Z Wikiźródeł, wolnej biblioteki
Ta strona została skorygowana.

było śmierci Świdy, największą rozkosz sprawiłby mu jego jęk ostatni.
— Żyje! Gdzie? Jak?
Do obłędu dochodził, furje nienawiści, zazdrości, zemsty odbierały mu sen, siły, zdrowie; śliczny uśmiech Władki burzył mu wszystkie męty w duszy. Był to także męczennik — występku.
O Świdzie wieść zginęła, nie zostało żadnego śladu. Szpiegi moskiewskie go nie znalazły i szpiegi Czaplica wróciły z niczem i on sam nie był w stanie niczego się dobadać, choć się tem tylko zajmował.
A jednak on żył — Czaplic przysiągłby na to!

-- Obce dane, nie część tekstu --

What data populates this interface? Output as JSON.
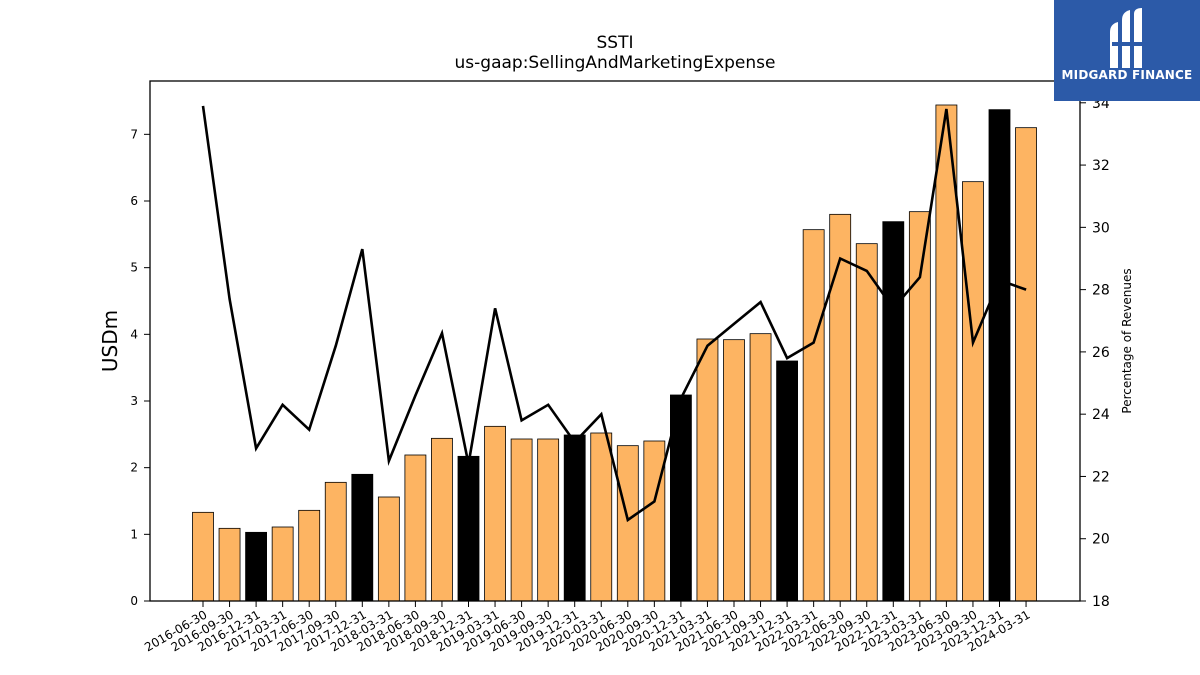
{
  "chart_data": {
    "type": "bar",
    "title": "SSTI",
    "subtitle": "us-gaap:SellingAndMarketingExpense",
    "ylabel": "USDm",
    "y2label": "Percentage of Revenues",
    "ylim": [
      0,
      7.8
    ],
    "y2lim": [
      18,
      34.7
    ],
    "yticks": [
      "0",
      "1",
      "2",
      "3",
      "4",
      "5",
      "6",
      "7"
    ],
    "y2ticks": [
      "18",
      "20",
      "22",
      "24",
      "26",
      "28",
      "30",
      "32",
      "34"
    ],
    "categories": [
      "2016-06-30",
      "2016-09-30",
      "2016-12-31",
      "2017-03-31",
      "2017-06-30",
      "2017-09-30",
      "2017-12-31",
      "2018-03-31",
      "2018-06-30",
      "2018-09-30",
      "2018-12-31",
      "2019-03-31",
      "2019-06-30",
      "2019-09-30",
      "2019-12-31",
      "2020-03-31",
      "2020-06-30",
      "2020-09-30",
      "2020-12-31",
      "2021-03-31",
      "2021-06-30",
      "2021-09-30",
      "2021-12-31",
      "2022-03-31",
      "2022-06-30",
      "2022-09-30",
      "2022-12-31",
      "2023-03-31",
      "2023-06-30",
      "2023-09-30",
      "2023-12-31",
      "2024-03-31"
    ],
    "series": [
      {
        "kind": "bar",
        "axis": "left",
        "values": [
          1.33,
          1.09,
          1.03,
          1.11,
          1.36,
          1.78,
          1.9,
          1.56,
          2.19,
          2.44,
          2.17,
          2.62,
          2.43,
          2.43,
          2.49,
          2.52,
          2.33,
          2.4,
          3.09,
          3.93,
          3.92,
          4.01,
          3.6,
          5.57,
          5.8,
          5.36,
          5.69,
          5.84,
          7.44,
          6.29,
          7.37,
          7.1
        ],
        "quarter_type": [
          "Q",
          "Q",
          "FY",
          "Q",
          "Q",
          "Q",
          "FY",
          "Q",
          "Q",
          "Q",
          "FY",
          "Q",
          "Q",
          "Q",
          "FY",
          "Q",
          "Q",
          "Q",
          "FY",
          "Q",
          "Q",
          "Q",
          "FY",
          "Q",
          "Q",
          "Q",
          "FY",
          "Q",
          "Q",
          "Q",
          "FY",
          "Q"
        ]
      },
      {
        "kind": "line",
        "axis": "right",
        "values": [
          33.9,
          27.7,
          22.9,
          24.3,
          23.5,
          26.2,
          29.3,
          22.5,
          24.6,
          26.6,
          22.4,
          27.4,
          23.8,
          24.3,
          23.1,
          24.0,
          20.6,
          21.2,
          24.5,
          26.2,
          26.9,
          27.6,
          25.8,
          26.3,
          29.0,
          28.6,
          27.4,
          28.4,
          33.8,
          26.3,
          28.3,
          28.0
        ]
      }
    ],
    "colors": {
      "bar_quarter": "#fdb462",
      "bar_annual": "#000000",
      "line": "#000000"
    },
    "grid": false
  },
  "logo": {
    "text": "MIDGARD FINANCE",
    "background": "#2c5aa8"
  }
}
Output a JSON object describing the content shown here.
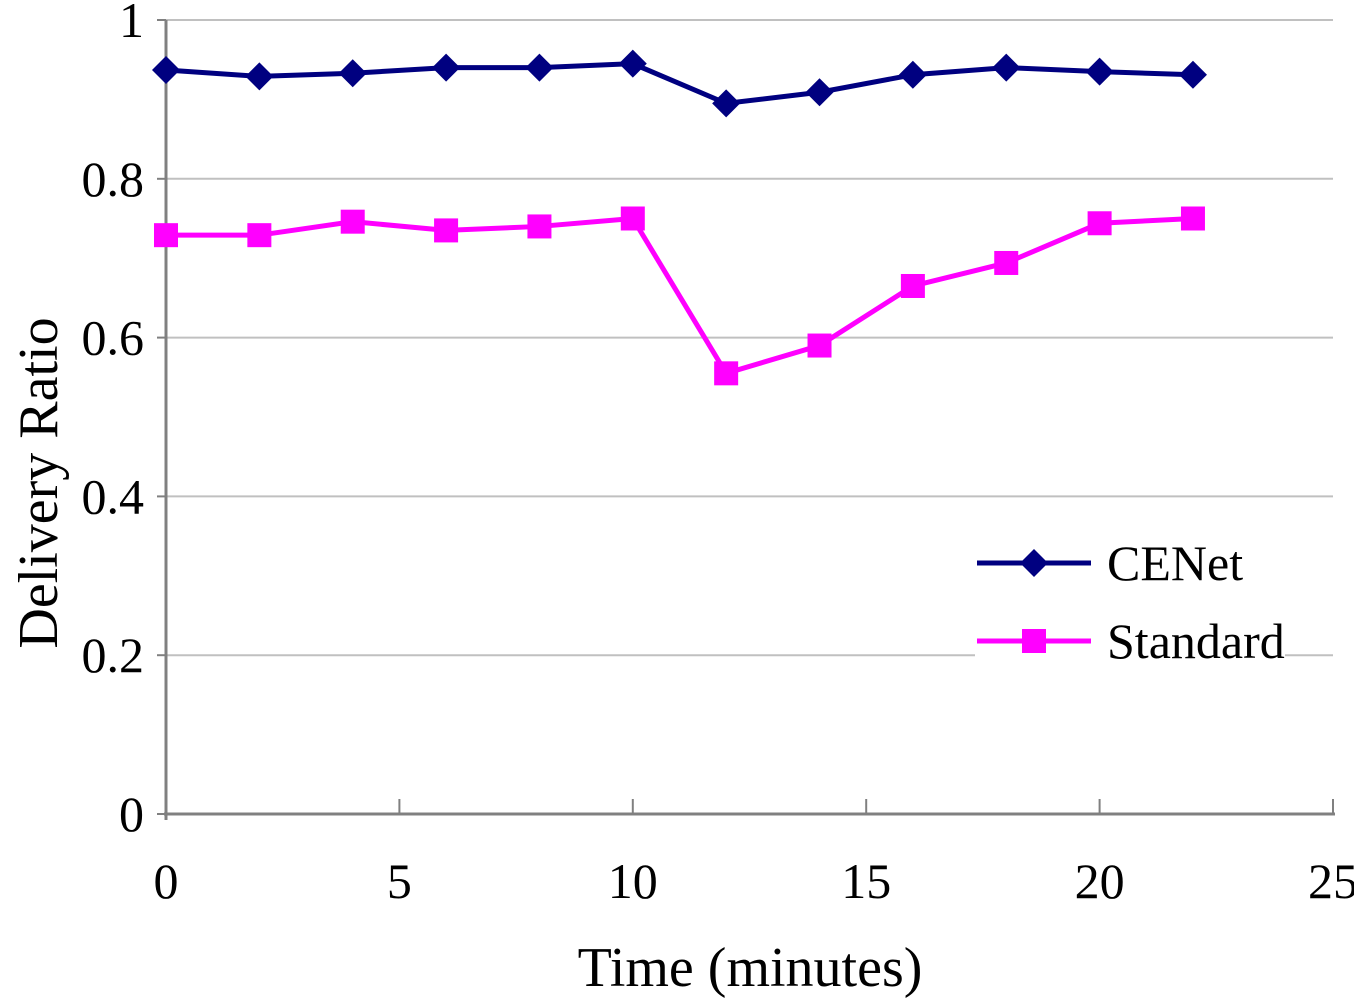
{
  "chart_data": {
    "type": "line",
    "title": "",
    "xlabel": "Time (minutes)",
    "ylabel": "Delivery Ratio",
    "x": [
      0,
      2,
      4,
      6,
      8,
      10,
      12,
      14,
      16,
      18,
      20,
      22
    ],
    "series": [
      {
        "name": "CENet",
        "color": "#000080",
        "marker": "diamond",
        "values": [
          0.937,
          0.929,
          0.933,
          0.94,
          0.94,
          0.945,
          0.895,
          0.909,
          0.931,
          0.94,
          0.935,
          0.931
        ]
      },
      {
        "name": "Standard",
        "color": "#ff00ff",
        "marker": "square",
        "values": [
          0.729,
          0.729,
          0.746,
          0.735,
          0.74,
          0.75,
          0.555,
          0.59,
          0.665,
          0.694,
          0.744,
          0.75
        ]
      }
    ],
    "xticks": [
      0,
      5,
      10,
      15,
      20,
      25
    ],
    "yticks": [
      0,
      0.2,
      0.4,
      0.6,
      0.8,
      1
    ],
    "xlim": [
      0,
      25
    ],
    "ylim": [
      0,
      1
    ],
    "grid": true,
    "legend_position": "right-middle",
    "grid_color": "#c0c0c0",
    "axis_color": "#808080"
  }
}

Tymczasem tygodnie mijały. Z powiatu ledwie dyszącego po rabunkach, aresztowaniach i śledztwach, ustąpiło wreszcie wojsko, wybrano trzy kontrybucje, jenerałowie rosyjscy poczęli zjeżdżać i obejmować pokonfiskowane majątki; szlak sybirski dniem i nocą roił się zesłańcami; pędzono całe osady, setki pokutych więźniów, małe dzieci, kobiety i starców. W Wilnie wznoszono cerkwie i pomniki. Aprasjew dostał order i cztery folwarki, pułkownik Bezgałowkin zapijał się czystym rumem... a Czaplic widział tylko, jak z dnia na dzień rysy Władki nabierały coraz cudniejszego wyrazu, a bladą, znękaną twarzyczkę pokrywał rumieniec...
Wróg jego żył — dziewczynka wiedziała o tem — byli szczęśliwi.
Raz po nocy bezsennej Czaplic wychudły, żółty, straszny jak uosobienie grzechu, kazał osiodłać konia i ruszył do straży Makarewicza.